Last week, in 24HR Trading Limited and anr v FCA , the High Court held that an unauthorised company, that had been providing trading signals via WhatsApp, had breached the general prohibition in s.19 of the Financial Services and Markets Act 2000 (FSMA 2000) by advising on investments within article 53 of Financial Services and Markets Act 2000 (Regulated Activities) Order 2001 (RAO), without authorisation to do so.  

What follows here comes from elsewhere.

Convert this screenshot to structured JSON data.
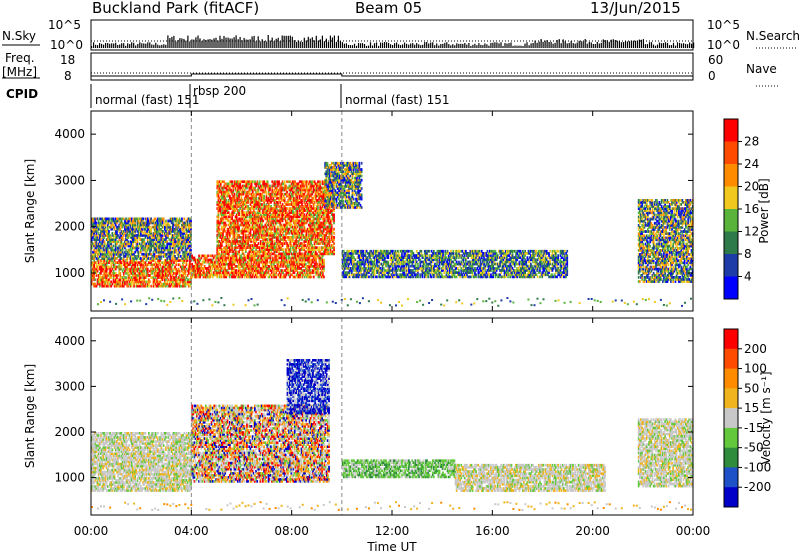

The general prohibition in s.19 FSMA 2000 prohibits persons from carrying out specified regulated activities in the UK without being an authorised or exempt person. Art 53 of the RAO describes the specified activity of "advising" as advice:

  1. given to the person in his capacity as an investor or potential investor, or in his capacity as agent for an investor or a potential investor; and

  2. advice on the merits of his doing any of the following (whether as principal or agent):

    1. buying, selling, subscribing for, exchanging, redeeming, holding or underwriting a particular investment which is a security, structured deposit or a relevant investment…

The company entered into contracts with its customers for the provision of trading signals, together with other services. The other services consisted of a variety of educational materials and courses providing instruction on FX trading.

It was accepted that the company in this case was not authorised or exempt. Consequently, one of the key issues was whether the trading signals constituted “advice” for the purposes of Art 53 of the RAO.

When does a tip or a statement become advice?

Drawing on a range of authorities Justice Richards (sitting as Deputy Judge of the High Court) relied on the following propositions.

  • Mere information is not advice. It must either be accompanied by a comment or value judgment on the relevance of the information to a client’s investment decision; or must itself be a product of the process of selection that will tend to influence the investment decision of the recipient.
  • Objective test. Whether advice is given, is to be determined objectively.
  • A recommendation as to a course of action is capable of being advice.

The court also considered the weight that should be given to the context of the communication and a variety of disclaimers / warnings.

Context is relevant

The court accepted that the signals should be understood in context. Context considered relevant in this case included:

  • what the firm had said about the signals on its own website;
  • ancillary documents / materials. Customers were sent educational material or required to enrol on an FX Trading course. This included the provision of a manual on how to interpret the signals and turn them into CFDs;
  • communications sent to customers receiving the signals: boasted of success ratios; providing updates on the performance of the signals; and emphasising the lack of “hard work” required to use the signals to generate a profit.

Taking this context into consideration, the court held that the signals were advice. A reasonable recipient of the signals would conclude they constituted a recommendation to effect the specific transactions referred to and the educational context did not displace this “clear meaning” of the signals.


Useful guidance on the effect of disclaimers relating to financial services advice in general is provided at paragraph 35 of the judgement: “…if a person making a statement says that it is not to be taken as ‘advice’, that is at least relevant to the question of whether, viewed objectively, it is advice. However, because the matter is objective, the subjective intention of the person making the statement is not determinative. A person can give something that, viewed objectively, is 'advice' without intending to do so”.

The company and its owner had issued various disclaimers and warnings. For example:

  • customers were warned not to rely on the signals alone, but to deploy their own skill and judgment;
  • during a particularly bad week for signal performance, a message was sent to customers warning that the signals were an 'assistance' and that customers should make efforts to learn every day via the other educational materials that were on offer;
  • messages were sent claiming that information sent to customers was “general market information for education and entertainment purposes and did not constitute investment advice”; and
  • customers were told to engage in “extensive independent research” before making decisions.

None of these warnings were considered to have a realistic prospect of displacing the court’s conclusion that the company was providing advice of the kind described in Art 53 of the RAO. (This judgment relates to an application for summary judgment rather than a substantive trial.)

It is important to distinguish between the effect of “disclaimers” for the purposes of determining whether or not advice is being delivered; and whether or not the communicator owes the recipient of the information a duty of care. These are entirely separate issues. In this case, the court did not consider whether or not the “disclaimers” operated to restrict or exclude the company’s liability to its customers associated with the provision of the signals. However, it did emphasise that even if they had operated to restrict or exclude liability, this would not have prevented the signals from constituting advice for the purposes of Art 53 of the RAO.

Stay on the right side of the line

Whilst this case focuses on a business model unlikely to be followed by more established financial services firms, it is always important to consider whether the provision of information and recommendations not intended to be provided as advice, could be captured by the description in Art 53 of the RAO.  If this is a possibility, consideration should be given to either: (i) applying for the appropriate permissions from the FCA; or (ii) discontinuing the service. A bare disclaimer is unlikely to displace the classification of such information as investment advice.